In March 2025, China Risun Group Co., Ltd., and Sinohytec announced the signing of a framework agreement, with Risun Group intending to exchange all equity of Dingzhou Risun Hydrogen Energy (Risun Hydrogen Energy) for Sinohytec's A-share stocks and invest up to RMB 550 million to subscribe for additional shares. Post-transaction, Risun Group will become Sinohytec's controlling shareholder, with Risun Hydrogen Energy becoming a wholly-owned subsidiary of Sinohytec. Sinohytec stated that this reorganization will drive the "extension and supplementation" of its industrial development, expanding upstream and entering the "production-storage-transportation-refueling-research-application" industrial end. Risun Hydrogen Energy is expected to provide large-scale, cost-effective hydrogen supply.
Policy and capital support are urgently needed.
In Ouyang Minggao's view, China's fuel cell technology has evolved from a follower in 2020 to a competitor in 2024, achieving significant breakthroughs over the past five years. He believes that hydrogen energy is crucial for the new energy revolution. Based on the current energy mix and development trend, China's new energy revolution is expected to enter a period of rapid growth within the next five years. The entire industry is currently at a turning point in hydrogen energy development, also described as a "period of pain." However, from 2025 to 2030, accelerated developments in hydrogen production, transportation, and related supply chains will propel new energy applications across multiple sectors. He firmly believes that while the cycle may be longer, relevant industries and enterprises must exercise patience and adopt a long-term perspective.

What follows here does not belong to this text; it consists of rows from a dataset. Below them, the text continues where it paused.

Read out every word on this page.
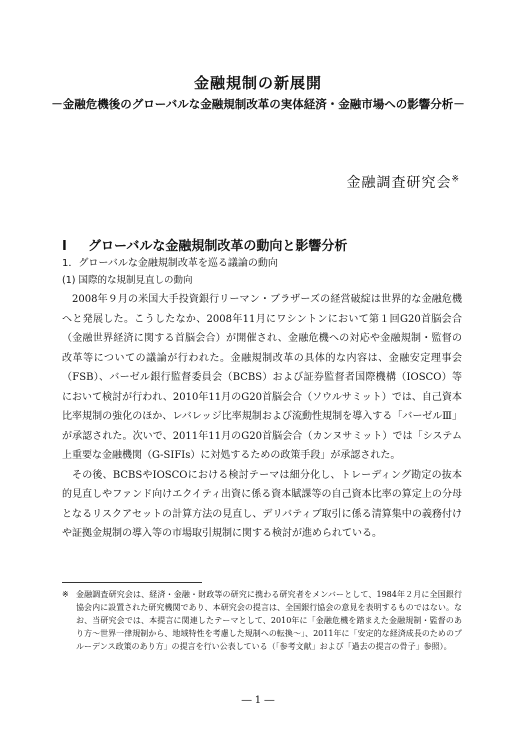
金融規制の新展開
－金融危機後のグローバルな金融規制改革の実体経済・金融市場への影響分析－
金融調査研究会※
Ⅰ グローバルな金融規制改革の動向と影響分析
1．グローバルな金融規制改革を巡る議論の動向
(1) 国際的な規制見直しの動向

2008年９月の米国大手投資銀行リーマン・ブラザーズの経営破綻は世界的な金融危機へと発展した。こうしたなか、2008年11月にワシントンにおいて第１回G20首脳会合（金融世界経済に関する首脳会合）が開催され、金融危機への対応や金融規制・監督の改革等についての議論が行われた。金融規制改革の具体的な内容は、金融安定理事会（FSB）、バーゼル銀行監督委員会（BCBS）および証券監督者国際機構（IOSCO）等において検討が行われ、2010年11月のG20首脳会合（ソウルサミット）では、自己資本比率規制の強化のほか、レバレッジ比率規制および流動性規制を導入する「バーゼルⅢ」が承認された。次いで、2011年11月のG20首脳会合（カンヌサミット）では「システム上重要な金融機関（G-SIFIs）に対処するための政策手段」が承認された。

その後、BCBSやIOSCOにおける検討テーマは細分化し、トレーディング勘定の抜本的見直しやファンド向けエクイティ出資に係る資本賦課等の自己資本比率の算定上の分母となるリスクアセットの計算方法の見直し、デリバティブ取引に係る清算集中の義務付けや証拠金規制の導入等の市場取引規制に関する検討が進められている。

※ 金融調査研究会は、経済・金融・財政等の研究に携わる研究者をメンバーとして、1984年２月に全国銀行協会内に設置された研究機関であり、本研究会の提言は、全国銀行協会の意見を表明するものではない。なお、当研究会では、本提言に関連したテーマとして、2010年に「金融危機を踏まえた金融規制・監督のあり方～世界一律規制から、地域特性を考慮した規制への転換～」、2011年に「安定的な経済成長のためのプルーデンス政策のあり方」の提言を行い公表している（「参考文献」および「過去の提言の骨子」参照）。
― 1 ―
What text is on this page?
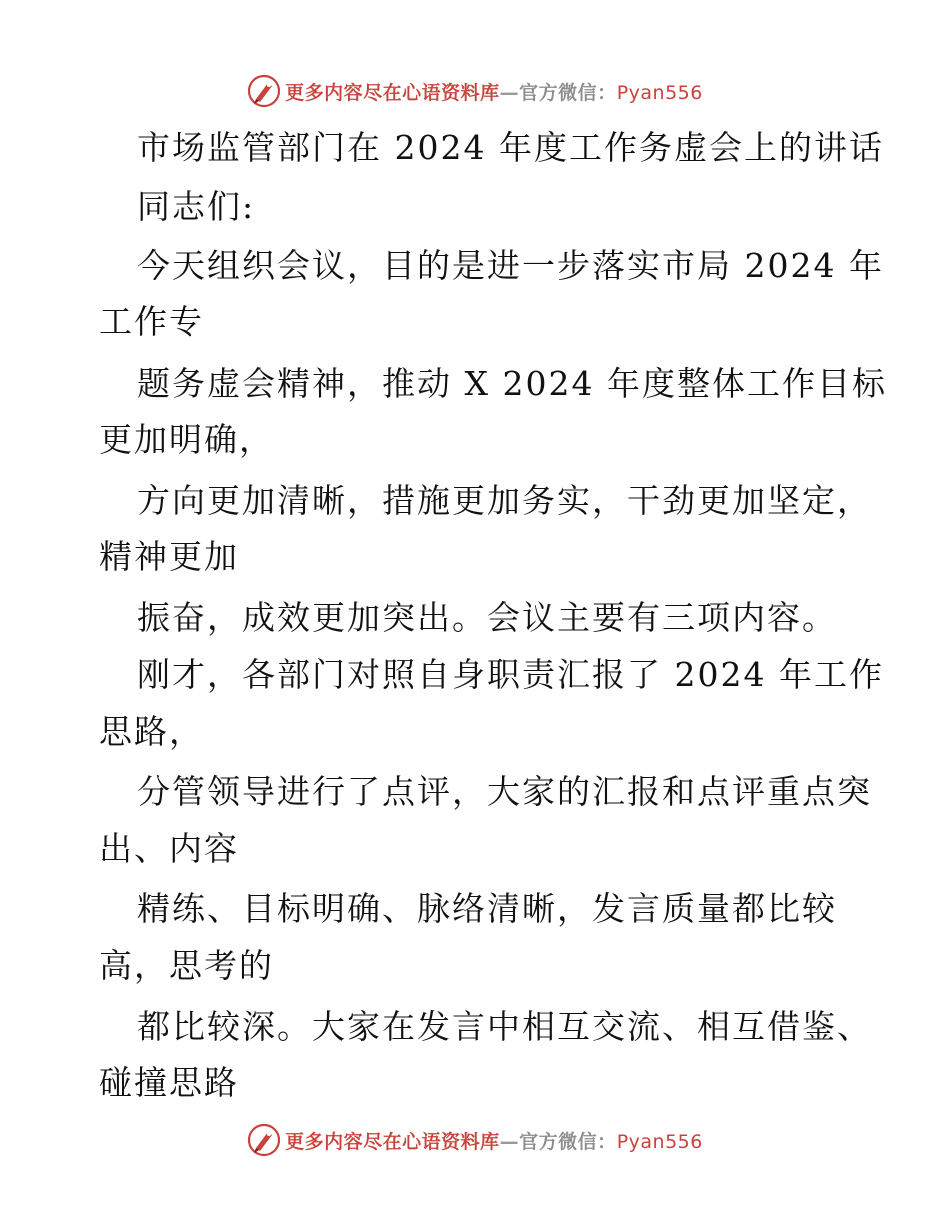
更多内容尽在心语资料库—官方微信：Pyan556
市场监管部门在 2024 年度工作务虚会上的讲话
同志们:
今天组织会议，目的是进一步落实市局 2024 年
工作专
题务虚会精神，推动 X 2024 年度整体工作目标
更加明确，
方向更加清晰，措施更加务实，干劲更加坚定，
精神更加
振奋，成效更加突出。会议主要有三项内容。
刚才，各部门对照自身职责汇报了 2024 年工作
思路，
分管领导进行了点评，大家的汇报和点评重点突
出、内容
精练、目标明确、脉络清晰，发言质量都比较
高，思考的
都比较深。大家在发言中相互交流、相互借鉴、
碰撞思路
更多内容尽在心语资料库—官方微信：Pyan556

Zu Sijie bluntly stated that small industrial scale, insufficient economics, and hindered market competitiveness are currently the key factors restricting the scale-up of the fuel cell vehicle industry. He suggested strengthening top-level design and introducing the next round of support policies for the hydrogen energy and fuel cell industry promptly to avoid a policy vacuum. This includes strengthening hydrogen energy management, ensuring hydrogen refueling station construction, and simplifying the special equipment management system for onboard hydrogen storage systems.

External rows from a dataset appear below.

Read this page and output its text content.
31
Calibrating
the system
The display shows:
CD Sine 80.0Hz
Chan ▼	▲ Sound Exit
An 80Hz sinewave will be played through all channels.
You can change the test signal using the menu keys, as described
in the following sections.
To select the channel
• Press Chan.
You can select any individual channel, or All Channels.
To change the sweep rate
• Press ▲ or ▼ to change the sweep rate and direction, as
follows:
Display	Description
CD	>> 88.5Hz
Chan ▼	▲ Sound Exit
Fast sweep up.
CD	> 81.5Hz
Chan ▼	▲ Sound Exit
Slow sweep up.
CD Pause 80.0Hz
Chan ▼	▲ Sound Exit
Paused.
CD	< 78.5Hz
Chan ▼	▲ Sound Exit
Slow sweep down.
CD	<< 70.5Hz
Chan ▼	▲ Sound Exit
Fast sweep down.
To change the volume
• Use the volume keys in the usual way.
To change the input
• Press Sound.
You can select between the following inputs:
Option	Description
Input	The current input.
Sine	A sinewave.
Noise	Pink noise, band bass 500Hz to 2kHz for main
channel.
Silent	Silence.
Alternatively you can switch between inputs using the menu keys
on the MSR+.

"In fact, breakthroughs have been achieved at various points in the hydrogen energy and fuel cell vehicle supply chain, including hydrogen supply and pricing, fuel cell vehicle cost and performance, etc.," said Zhang Shuai. The industry's biggest challenge is connecting these individual breakthroughs into a cohesive system to achieve a closed loop, thereby elevating the industry to a new level. To this end, he recommended that relevant departments expedite the improvement of supporting policies and regulations, such as eliminating the requirement for hydrogen production to be located in chemical industrial parks and waiving highway tolls. Additionally, given the hydrogen energy industry's heavy closed-loop assets, large state-owned enterprises and financial institutions should pay closer attention to commercialization progress. While promoting industrialization, they can develop corresponding financial instruments to alleviate capital burdens on owners.